Every soul has its journey, every person a purpose for living, but sometimes, it is not as clear as we would like it to be. The following words are according to my journey.
For many years, I worried about not knowing my true purpose in life. I read and studied countless books on finding your purpose or “true purpose,” and became a “positive thinking book junkie.” Although it helped me very much and I enjoyed reading those, it left me feeling the same – yearning to know and find my purpose in life. I worked/trained for every interest I had as far as jobs/careers, and although I enjoyed those very much, I felt that was not it. I was far from my purpose. Agonizing about it did not help. I admired the people who seemed to have found their meaning of life, their way in life. When I heard people say, “If you love what you do it never feels like a job,” I became more confused about purpose. Well, I had fulfilled many interests that I loved, however, I still ended up feeling without purpose and hungry for meaning. A very smart woman who had been a teacher all her life and was now retired told me once, “I hope you find what you are looking for.” She said this after I told her that I could not see myself doing only one thing for the rest of my life. What a sharp woman; she saw what I did not at that time. Part of my misunderstanding was to believe that a career path/earning income and purpose were one and the same. These are two different things, and although one can find purpose through a career, a career does not have to be one’s purpose. Once I understood that, I viewed purpose in a different light.

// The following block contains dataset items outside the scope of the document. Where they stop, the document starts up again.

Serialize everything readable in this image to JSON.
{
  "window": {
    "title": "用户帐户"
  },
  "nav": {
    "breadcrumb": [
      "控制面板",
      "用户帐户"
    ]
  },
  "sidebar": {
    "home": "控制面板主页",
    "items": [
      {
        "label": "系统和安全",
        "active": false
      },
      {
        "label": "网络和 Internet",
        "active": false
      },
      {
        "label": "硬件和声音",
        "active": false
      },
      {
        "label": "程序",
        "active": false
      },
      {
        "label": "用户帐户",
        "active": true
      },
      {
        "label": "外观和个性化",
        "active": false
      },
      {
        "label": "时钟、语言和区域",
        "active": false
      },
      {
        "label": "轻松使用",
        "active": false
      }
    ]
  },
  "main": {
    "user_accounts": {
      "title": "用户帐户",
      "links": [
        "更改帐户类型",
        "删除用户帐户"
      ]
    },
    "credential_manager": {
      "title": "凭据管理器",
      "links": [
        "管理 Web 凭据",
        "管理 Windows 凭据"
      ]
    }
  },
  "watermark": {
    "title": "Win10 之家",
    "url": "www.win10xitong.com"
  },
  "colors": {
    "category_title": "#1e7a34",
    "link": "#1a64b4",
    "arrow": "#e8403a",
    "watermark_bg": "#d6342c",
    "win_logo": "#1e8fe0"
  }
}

Writing has always been in my heart, although put aside for a long time, as a career path that is. I found the path again after a series of unfortunate events, and because I felt I had nothing to lose, I gave it a try. I feel at home when I write. Is it my purpose? I don’t know, nor am I waiting for it to become. It gives me purpose. Only God knows what my purpose is; He created me. Once I realized this, I stopped worrying about finding my purpose. It did not make sense anymore. I don’t have to feel incomplete, hurried, or worried about time running out and not finding my way in life. Instead I say, “God, your way is my way.” By knowing this I am open to do, be, and exist just as He wants of me. His way is my way, and that is purpose enough for me. The search was over once I understood that.
I see and hear many people who are worried and stressed out about finding their true purpose in life. They fear that they will grow old not knowing. I understand how they feel; I’ve been there. It is the reason why I decided to write this post. When I understood it wasn’t my burden to know, I was able to see beyond the limits of material and earthly fulfillment. A Jon Bon Jovi song comes to mind – “you are where you are supposed to be” – or something along those lines. My journey is/has purpose, but my purpose is in part my journey on this earth, and it is much more. It is how I have come to understand its meaning. It doesn’t mean that I will sit around waiting for enlightenment and clarity of mind; for me, the process is the journey, and the journey, the pathway to a different kind of purpose. My aimless search for purpose took me to the understanding that my Creator’s way is my pathway to complete fulfillment. When I become restless or unclear for whatever reason it may be, the most sincere prayer I can say is – Your way is my way.